2007-04-10 Thread Hank Conn

as a person: nihilism  the human condition. crime, drugs, debauchery.
self-destructive and life-endangering behaviour; rejection of social
norms. the world as I know it is a rather petty, woeful place and I
pretty much think modern city-dwelling life is a stenchy wet mouthful
of arse - not to say that living and dying in depravity and pain like
every one of my ancestors wasn't a whole lot worse. I'm far from
finding much in the Modern|West that is particularly engaging, but
luckily enough also think the Old|East was even more pathetic and that
naturalist hippies should be shot for their banal bovinity. I get
somewhat of a kick out of the fact that I might be risking the chance
to live forever by being such a societal refusenik.

amen brother. ^_^


On 3/28/07, kevin. osborne [EMAIL PROTECTED] wrote:


 Everyone on this list is quite different.
 What about the rest of you, what are your interests?

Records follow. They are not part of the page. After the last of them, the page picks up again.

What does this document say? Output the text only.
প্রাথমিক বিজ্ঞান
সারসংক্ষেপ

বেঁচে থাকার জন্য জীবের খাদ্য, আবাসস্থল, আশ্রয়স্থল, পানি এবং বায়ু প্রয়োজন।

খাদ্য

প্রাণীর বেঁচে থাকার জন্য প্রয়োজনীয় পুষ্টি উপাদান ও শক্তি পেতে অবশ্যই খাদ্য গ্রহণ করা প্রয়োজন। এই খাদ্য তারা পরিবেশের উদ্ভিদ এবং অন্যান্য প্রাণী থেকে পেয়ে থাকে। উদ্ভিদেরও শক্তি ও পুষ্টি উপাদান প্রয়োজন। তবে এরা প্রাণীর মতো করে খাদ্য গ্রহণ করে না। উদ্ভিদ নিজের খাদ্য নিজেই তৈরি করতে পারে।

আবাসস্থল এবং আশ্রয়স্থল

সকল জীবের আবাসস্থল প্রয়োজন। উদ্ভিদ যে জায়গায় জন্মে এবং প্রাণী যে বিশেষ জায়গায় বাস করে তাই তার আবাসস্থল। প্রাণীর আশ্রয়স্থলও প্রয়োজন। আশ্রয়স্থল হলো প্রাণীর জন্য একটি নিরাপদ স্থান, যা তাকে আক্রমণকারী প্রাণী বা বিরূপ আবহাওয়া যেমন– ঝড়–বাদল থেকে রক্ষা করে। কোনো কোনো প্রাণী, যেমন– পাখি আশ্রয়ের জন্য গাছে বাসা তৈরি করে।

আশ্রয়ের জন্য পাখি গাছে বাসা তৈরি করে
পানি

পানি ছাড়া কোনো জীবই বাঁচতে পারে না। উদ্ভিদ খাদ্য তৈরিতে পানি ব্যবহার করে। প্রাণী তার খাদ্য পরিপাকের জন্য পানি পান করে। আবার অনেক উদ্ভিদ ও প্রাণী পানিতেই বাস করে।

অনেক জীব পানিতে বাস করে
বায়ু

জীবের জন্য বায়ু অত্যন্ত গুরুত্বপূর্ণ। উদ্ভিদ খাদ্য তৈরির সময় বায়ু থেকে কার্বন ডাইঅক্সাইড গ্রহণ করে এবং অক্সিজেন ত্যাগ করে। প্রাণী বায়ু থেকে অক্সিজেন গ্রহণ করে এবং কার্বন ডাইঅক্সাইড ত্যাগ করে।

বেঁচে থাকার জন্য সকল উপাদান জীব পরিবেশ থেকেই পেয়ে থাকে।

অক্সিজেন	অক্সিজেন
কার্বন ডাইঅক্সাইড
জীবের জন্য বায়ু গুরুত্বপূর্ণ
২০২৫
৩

as a programmer: skilling up in cognitive systems in a fairly gradual
way so I'm ready and able to contribute when human-level (though not
necessarily -like) reasoning becomes a solved problem in the
mathematics|theory domain and needs competent programmers (which I'm
very far from being at this point, even after 10 years in the field)

as a fan of AGI: watching the smart guys (like Novamente) do the real
work of laying out the problem domain in theory and positing solutions
that make the leap between sound logic and running code. I'm not as
happy with all the blowhard action from others who are seemingly
incompetent in regards to making the leaps between

undertanding_cogniton-implementable_theory_of_thought-code-real_AGI_results
but am aware that the more people who are trying the better and as
someone with -zero- theories am aware that I'm a mere critic so -try-
to keep my scepticism to myself.

as a techie: scepticism. I think the 'small code' and 'small hardware'
people are kidding themselves. The CS theory|code we have today is
pretty much universally a complete bucket of sh!t and the hardware 
networking (while better) is still kinder toys compared to where it
could be. We are just -so- damn far away from say being able to build
hardware/software into things like ubiquitous (i.e. motes everywhere)
nanotech. Thinking that a semi-trivial set of code loops will somehow
become meta-cognitive is ridiculous and a tcpip socket does not a
synapse make.

as a singulatarian: big fan; I think it's inevitable, and that things
are definitely starting to snowball - see
http://del.icio.us/kevin/futurism. Can't say I'm buying into any
'when' predictions quite yet though.

as a person: nihilism  the human condition. crime, drugs, debauchery.
self-destructive and life-endangering behaviour; rejection of social
norms. the world as I know it is a rather petty, woeful place and I
pretty much think modern city-dwelling life is a stenchy wet mouthful
of arse - not to say that living and dying in depravity and pain like
every one of my ancestors wasn't a whole lot worse. I'm far from
finding much in the Modern|West that is particularly engaging, but
luckily enough also think the Old|East was even more pathetic and that
naturalist hippies should be shot for their banal bovinity. I get
somewhat of a kick out of the fact that I might be risking the chance
to live forever by being such a societal refusenik.